1. The Supreme Court ruled on two separate parts of Indiana’s Dignity for the Unborn Act (HEA 1337) signed into law by then-Governor Mike Pence in 2016:

1) The requirement that aborted babies be treated humanely by disposition of burial or cremation; and

2) A prohibition on abortions solely for the purpose of an unborn child’s race, sex, national origin, potential disability or Down syndrome.

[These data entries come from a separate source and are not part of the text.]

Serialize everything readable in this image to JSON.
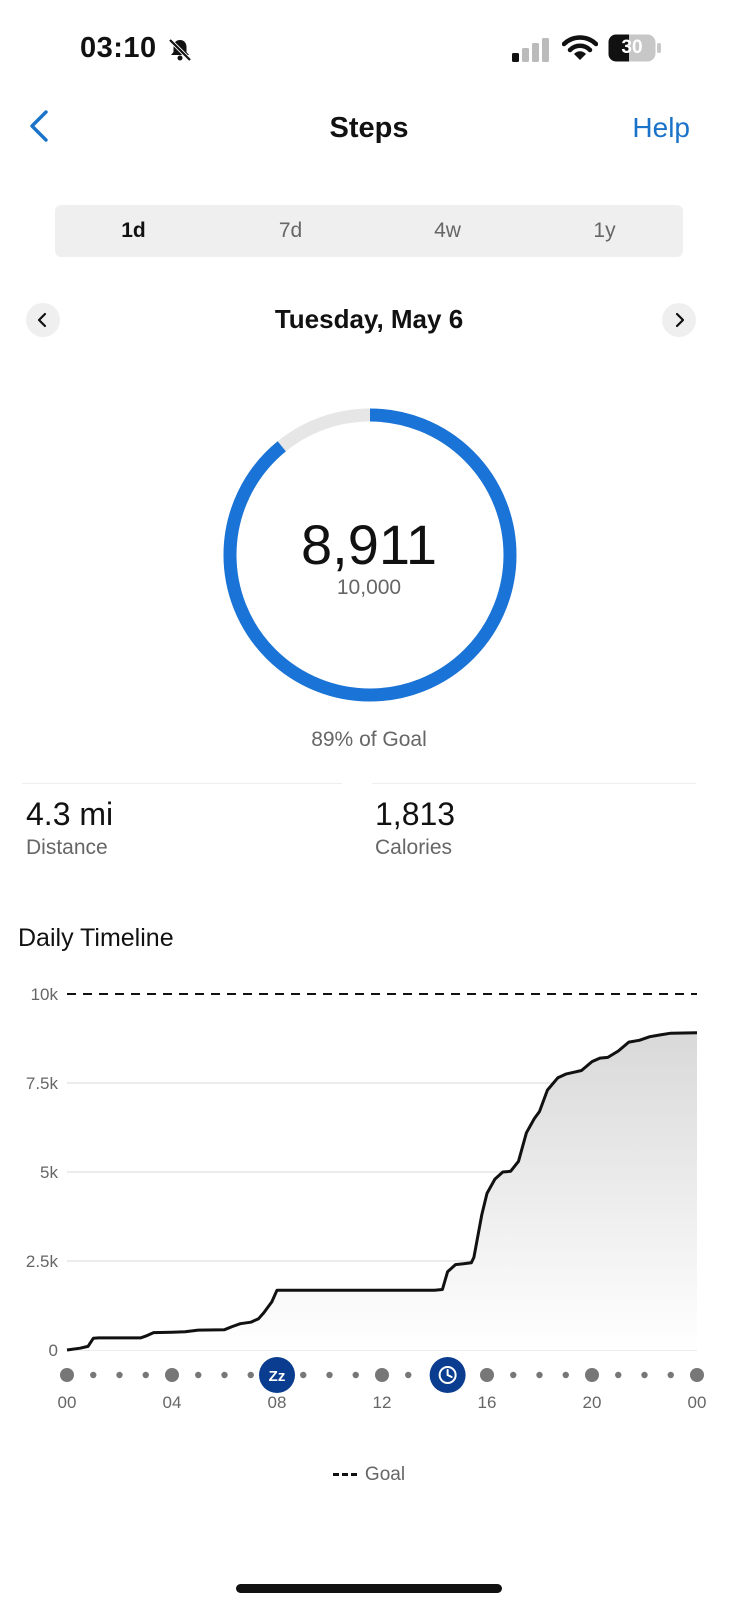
{
  "status_bar": {
    "time": "03:10",
    "battery": "30"
  },
  "header": {
    "title": "Steps",
    "help_label": "Help"
  },
  "tabs": [
    {
      "label": "1d",
      "active": true
    },
    {
      "label": "7d",
      "active": false
    },
    {
      "label": "4w",
      "active": false
    },
    {
      "label": "1y",
      "active": false
    }
  ],
  "date_nav": {
    "date": "Tuesday, May 6"
  },
  "summary": {
    "steps": "8,911",
    "goal": "10,000",
    "progress": 0.8911,
    "goal_percent_text": "89% of Goal"
  },
  "stats": {
    "distance": {
      "value": "4.3 mi",
      "label": "Distance"
    },
    "calories": {
      "value": "1,813",
      "label": "Calories"
    }
  },
  "timeline": {
    "title": "Daily Timeline",
    "legend_label": "Goal",
    "colors": {
      "ring": "#1a73d6",
      "ring_track": "#e6e6e6",
      "marker": "#0a3d8f",
      "accent": "#1a73c9"
    },
    "chart_data": {
      "type": "area",
      "title": "",
      "xlabel": "",
      "ylabel": "",
      "x_ticks": [
        "00",
        "04",
        "08",
        "12",
        "16",
        "20",
        "00"
      ],
      "y_ticks": [
        "0",
        "2.5k",
        "5k",
        "7.5k",
        "10k"
      ],
      "ylim": [
        0,
        10000
      ],
      "goal": 10000,
      "markers": [
        {
          "hour": 8,
          "icon": "sleep-icon",
          "glyph": "Zz"
        },
        {
          "hour": 14.5,
          "icon": "clock-icon"
        }
      ],
      "series": [
        {
          "x": [
            0,
            0.5,
            0.8,
            1,
            1.2,
            2,
            2.8,
            3,
            3.3,
            4,
            4.5,
            5,
            6,
            6.3,
            6.6,
            7,
            7.3,
            7.5,
            7.8,
            8,
            10,
            12,
            14,
            14.3,
            14.5,
            14.8,
            15.1,
            15.4,
            15.5,
            15.8,
            16,
            16.3,
            16.6,
            16.9,
            17.2,
            17.5,
            17.8,
            18,
            18.3,
            18.7,
            19,
            19.3,
            19.6,
            20,
            20.3,
            20.6,
            21,
            21.4,
            21.8,
            22.2,
            22.6,
            23,
            24
          ],
          "y": [
            0,
            50,
            100,
            330,
            340,
            340,
            340,
            390,
            490,
            500,
            510,
            560,
            570,
            660,
            740,
            780,
            880,
            1050,
            1350,
            1680,
            1680,
            1680,
            1680,
            1700,
            2200,
            2400,
            2420,
            2450,
            2600,
            3800,
            4400,
            4800,
            5000,
            5020,
            5300,
            6100,
            6500,
            6700,
            7300,
            7650,
            7750,
            7800,
            7850,
            8100,
            8200,
            8220,
            8400,
            8650,
            8700,
            8800,
            8850,
            8900,
            8911
          ]
        }
      ]
    }
  }
}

2. The Court reversed a Seventh Circuit ruling that blocked Indiana law requiring the humane disposal of aborted babies through burial or cremation. Since 1973 and until this ruling, aborted babies in Indiana have been treated as common medical waste or garbage. One former abortion clinic employee testified before an Indiana legislative committee that she watched aborted babies being flushed down a drain into the Indianapolis sewer system.

3. The Supreme Court decided not to consider the issue concerning the civil rights protections, but did leave the issue open for future consideration, noting, “Our opinion likewise expresses no view on the merits of the second question presented, i.e., whether Indiana may prohibit the knowing provision of sex, race, and disability selective abortions by abortion providers. Only the Seventh Circuit has thus far addressed this kind of law. We follow our ordinary practice of denying petitions insofar as they raise legal issues that have not been considered by additional Courts of Appeals.”

4. The Court’s opinion was issued per curiam, meaning an opinion by the Court as a whole that does not identify any particular justice as the author. Justice Thomas wrote a concurring opinion while Justice Ginsberg wrote a dissenting and concurring opinion stating she would have denied Indiana’s petition for review in its entirety. Justice Sotomayor stated separately that she would have denied the petition in its entirety.

5. The Court is also expected to decide soon if it will hear Indiana’s appeal on another provision of HEA 1337 requiring that a woman considering an abortion be provided with the opportunity to view an ultrasound of her unborn baby at least 18 hours prior to an abortion. The ultrasound provision is currently blocked by the Seventh Circuit, leading to a rise in abortions in Indiana.